Game Pacing Pitfalls Discussed
Thanks to GameSpot for their editorial discussing the problems in pacing a videogame correctly, as the author theorizes: "It's almost always the same sorts of things that make us get sick of them in a hurry", and goes on to pinpoint game facets that affect pacing adversely. He suggests: "Loading times are quite possibly the single worst thing about today's games", and also points out "...providing the player with easy access to often-used features" as a pacing-killer, referencing Vagrant Story's "unwieldy menu system." Finally, he argues that "the ideal game should never require pausing or fast-forwarding", mentioning that Star Wars: KOTOR had "...combat [that] was paced seemingly just right so that I'd be able to react to what was happening as it happened, not in between desperately toggling the pause button."
I was playing The Legend of Zelda: Wind Waker for a while. What a great game, it kept going, it was fun, innovative, imaginative, and, well, more fun. The wandering around in the ocean thing got old fast, but then I got the Melody of Control or whatever, and that solved that.
And then that goddamn Triforce quest.
The whole game proceeds with action until this quest, when it suddenly turns into Errands Online. You have to find eight Triforce Charts that are scattered around the world. Then you have to get them decoded, which means getting a crapload of money. Then you have to go actually GET the triforce shards. Ugh.
Yes, I could have done it. I could have finished it in a day. But god, what a fucking boring way to spend a day off. No thanks. I traded it in and got Skies of Arcadia instead. Way to drop the fucking ball, Nintendo.
Metroid was the same way. For the first half of the game, you're getting powerups left and right. Morph ball, bombs, varia suit, everything. Then it just fucking stops. You have to wander around and get a bunch of artifacts. It's easy enough to do, except you have to cross the fucking planet like four times. Ugh. No thanks. The map system didn't make life much easier either.
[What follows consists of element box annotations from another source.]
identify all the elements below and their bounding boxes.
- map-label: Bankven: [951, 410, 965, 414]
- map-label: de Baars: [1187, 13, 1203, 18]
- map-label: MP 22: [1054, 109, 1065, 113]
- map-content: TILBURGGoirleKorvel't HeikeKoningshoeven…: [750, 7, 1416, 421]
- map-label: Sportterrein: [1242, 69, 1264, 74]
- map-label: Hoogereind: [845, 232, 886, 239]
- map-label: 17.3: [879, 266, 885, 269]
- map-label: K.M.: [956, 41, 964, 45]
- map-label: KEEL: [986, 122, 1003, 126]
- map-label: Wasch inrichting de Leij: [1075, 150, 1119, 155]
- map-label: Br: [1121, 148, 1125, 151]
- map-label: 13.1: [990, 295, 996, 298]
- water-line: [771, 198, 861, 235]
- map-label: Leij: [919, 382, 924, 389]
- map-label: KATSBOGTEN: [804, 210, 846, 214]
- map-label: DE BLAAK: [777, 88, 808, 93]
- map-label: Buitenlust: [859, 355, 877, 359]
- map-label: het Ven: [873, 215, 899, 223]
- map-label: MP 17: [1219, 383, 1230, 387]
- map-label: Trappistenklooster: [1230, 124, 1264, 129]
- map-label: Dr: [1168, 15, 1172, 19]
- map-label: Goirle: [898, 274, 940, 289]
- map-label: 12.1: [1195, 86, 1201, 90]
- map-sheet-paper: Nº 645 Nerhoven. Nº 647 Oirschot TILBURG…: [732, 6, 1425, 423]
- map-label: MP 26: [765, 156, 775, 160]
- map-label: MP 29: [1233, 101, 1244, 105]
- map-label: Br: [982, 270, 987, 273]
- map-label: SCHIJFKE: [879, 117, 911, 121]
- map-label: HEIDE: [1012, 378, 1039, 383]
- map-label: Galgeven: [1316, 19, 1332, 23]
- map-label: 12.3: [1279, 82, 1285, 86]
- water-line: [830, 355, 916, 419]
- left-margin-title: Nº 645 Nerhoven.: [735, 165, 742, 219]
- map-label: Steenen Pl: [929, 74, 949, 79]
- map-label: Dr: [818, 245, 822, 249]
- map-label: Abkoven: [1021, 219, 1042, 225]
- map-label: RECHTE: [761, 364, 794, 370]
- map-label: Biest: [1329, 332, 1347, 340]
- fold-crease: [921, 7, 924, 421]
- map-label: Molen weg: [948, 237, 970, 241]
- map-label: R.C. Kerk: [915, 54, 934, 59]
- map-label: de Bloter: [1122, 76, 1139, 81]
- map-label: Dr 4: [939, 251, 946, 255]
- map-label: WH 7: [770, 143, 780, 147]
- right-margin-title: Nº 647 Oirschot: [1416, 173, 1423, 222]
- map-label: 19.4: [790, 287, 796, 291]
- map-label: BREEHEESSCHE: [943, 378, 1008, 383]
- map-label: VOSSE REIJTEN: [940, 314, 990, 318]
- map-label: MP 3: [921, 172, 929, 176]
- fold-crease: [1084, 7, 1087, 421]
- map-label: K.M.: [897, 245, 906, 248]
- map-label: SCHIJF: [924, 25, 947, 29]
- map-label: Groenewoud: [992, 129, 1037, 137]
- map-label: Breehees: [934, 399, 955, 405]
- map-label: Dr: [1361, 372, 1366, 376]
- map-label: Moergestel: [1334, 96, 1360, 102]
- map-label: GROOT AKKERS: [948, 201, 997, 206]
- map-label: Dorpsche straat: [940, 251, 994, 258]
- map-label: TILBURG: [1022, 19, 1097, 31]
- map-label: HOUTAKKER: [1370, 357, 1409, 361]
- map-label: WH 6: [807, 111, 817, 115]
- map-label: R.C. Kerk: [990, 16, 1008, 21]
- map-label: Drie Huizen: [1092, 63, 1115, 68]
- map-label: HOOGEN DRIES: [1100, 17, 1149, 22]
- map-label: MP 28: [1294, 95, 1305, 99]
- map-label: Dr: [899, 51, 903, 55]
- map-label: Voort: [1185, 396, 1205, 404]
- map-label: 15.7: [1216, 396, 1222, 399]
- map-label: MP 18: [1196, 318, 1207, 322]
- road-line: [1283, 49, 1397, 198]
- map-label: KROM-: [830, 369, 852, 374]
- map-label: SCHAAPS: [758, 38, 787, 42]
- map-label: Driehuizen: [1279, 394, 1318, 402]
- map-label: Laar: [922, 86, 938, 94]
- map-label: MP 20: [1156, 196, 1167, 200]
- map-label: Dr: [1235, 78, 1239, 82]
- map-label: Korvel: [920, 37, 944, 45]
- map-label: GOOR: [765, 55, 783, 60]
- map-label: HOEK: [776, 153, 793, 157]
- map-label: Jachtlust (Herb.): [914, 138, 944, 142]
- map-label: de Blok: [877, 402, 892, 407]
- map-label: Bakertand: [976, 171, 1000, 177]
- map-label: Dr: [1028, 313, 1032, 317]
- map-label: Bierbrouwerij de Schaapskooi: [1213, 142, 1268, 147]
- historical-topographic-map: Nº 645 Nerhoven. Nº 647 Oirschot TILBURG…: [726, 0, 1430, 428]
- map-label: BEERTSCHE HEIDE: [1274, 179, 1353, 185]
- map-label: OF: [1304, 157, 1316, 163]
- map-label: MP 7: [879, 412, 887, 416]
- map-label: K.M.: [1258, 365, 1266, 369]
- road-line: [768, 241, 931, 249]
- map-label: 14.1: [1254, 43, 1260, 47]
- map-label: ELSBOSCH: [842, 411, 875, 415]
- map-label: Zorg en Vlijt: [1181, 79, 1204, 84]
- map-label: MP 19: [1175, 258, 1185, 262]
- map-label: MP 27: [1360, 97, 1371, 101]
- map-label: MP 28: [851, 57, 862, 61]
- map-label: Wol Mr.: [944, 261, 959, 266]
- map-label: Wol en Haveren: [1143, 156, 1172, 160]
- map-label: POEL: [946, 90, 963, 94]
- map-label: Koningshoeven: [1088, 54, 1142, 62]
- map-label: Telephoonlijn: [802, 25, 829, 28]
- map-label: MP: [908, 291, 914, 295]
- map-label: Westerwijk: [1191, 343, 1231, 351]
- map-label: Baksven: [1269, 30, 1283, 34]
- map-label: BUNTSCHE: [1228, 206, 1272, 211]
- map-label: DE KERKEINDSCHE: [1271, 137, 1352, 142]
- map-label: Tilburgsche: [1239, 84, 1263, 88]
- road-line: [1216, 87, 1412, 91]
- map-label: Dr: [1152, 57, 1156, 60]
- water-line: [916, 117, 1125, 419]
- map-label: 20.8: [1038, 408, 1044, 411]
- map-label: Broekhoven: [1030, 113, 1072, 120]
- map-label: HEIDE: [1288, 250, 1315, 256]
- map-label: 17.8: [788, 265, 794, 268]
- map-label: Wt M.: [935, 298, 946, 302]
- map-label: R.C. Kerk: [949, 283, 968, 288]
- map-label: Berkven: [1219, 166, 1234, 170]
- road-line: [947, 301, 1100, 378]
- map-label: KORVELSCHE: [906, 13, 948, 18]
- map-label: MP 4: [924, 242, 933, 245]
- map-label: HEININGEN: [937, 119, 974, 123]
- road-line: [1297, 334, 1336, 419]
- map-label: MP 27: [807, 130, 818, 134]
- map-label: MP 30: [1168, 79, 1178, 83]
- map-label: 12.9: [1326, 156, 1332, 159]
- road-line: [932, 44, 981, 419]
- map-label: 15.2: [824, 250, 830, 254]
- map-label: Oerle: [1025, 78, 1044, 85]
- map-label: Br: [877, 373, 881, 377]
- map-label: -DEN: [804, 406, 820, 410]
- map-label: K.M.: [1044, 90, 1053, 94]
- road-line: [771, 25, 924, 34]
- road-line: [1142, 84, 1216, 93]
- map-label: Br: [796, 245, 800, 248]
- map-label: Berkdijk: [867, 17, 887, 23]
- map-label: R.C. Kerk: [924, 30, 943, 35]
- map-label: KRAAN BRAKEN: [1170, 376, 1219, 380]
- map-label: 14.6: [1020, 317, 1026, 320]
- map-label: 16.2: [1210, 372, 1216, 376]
Boooring.
Both of these games were paced very well until those spots, at which point the developers dropped tbe ball and fucked it up. If you're going to develop a game (or a movie or TV show), then there's one thing people have to do, and that's pick a pace and stick with it. SWAT did this well, Jedi Academy did this well too (er, not that I'd know of course, wink wink nudge nudge), but very few other games do.
Of course, there are notable exceptions (Final Fantasy 6 had a nice blend of action, relaxation, panic, and butterflies-in-the-breeze), but that's hard to do right.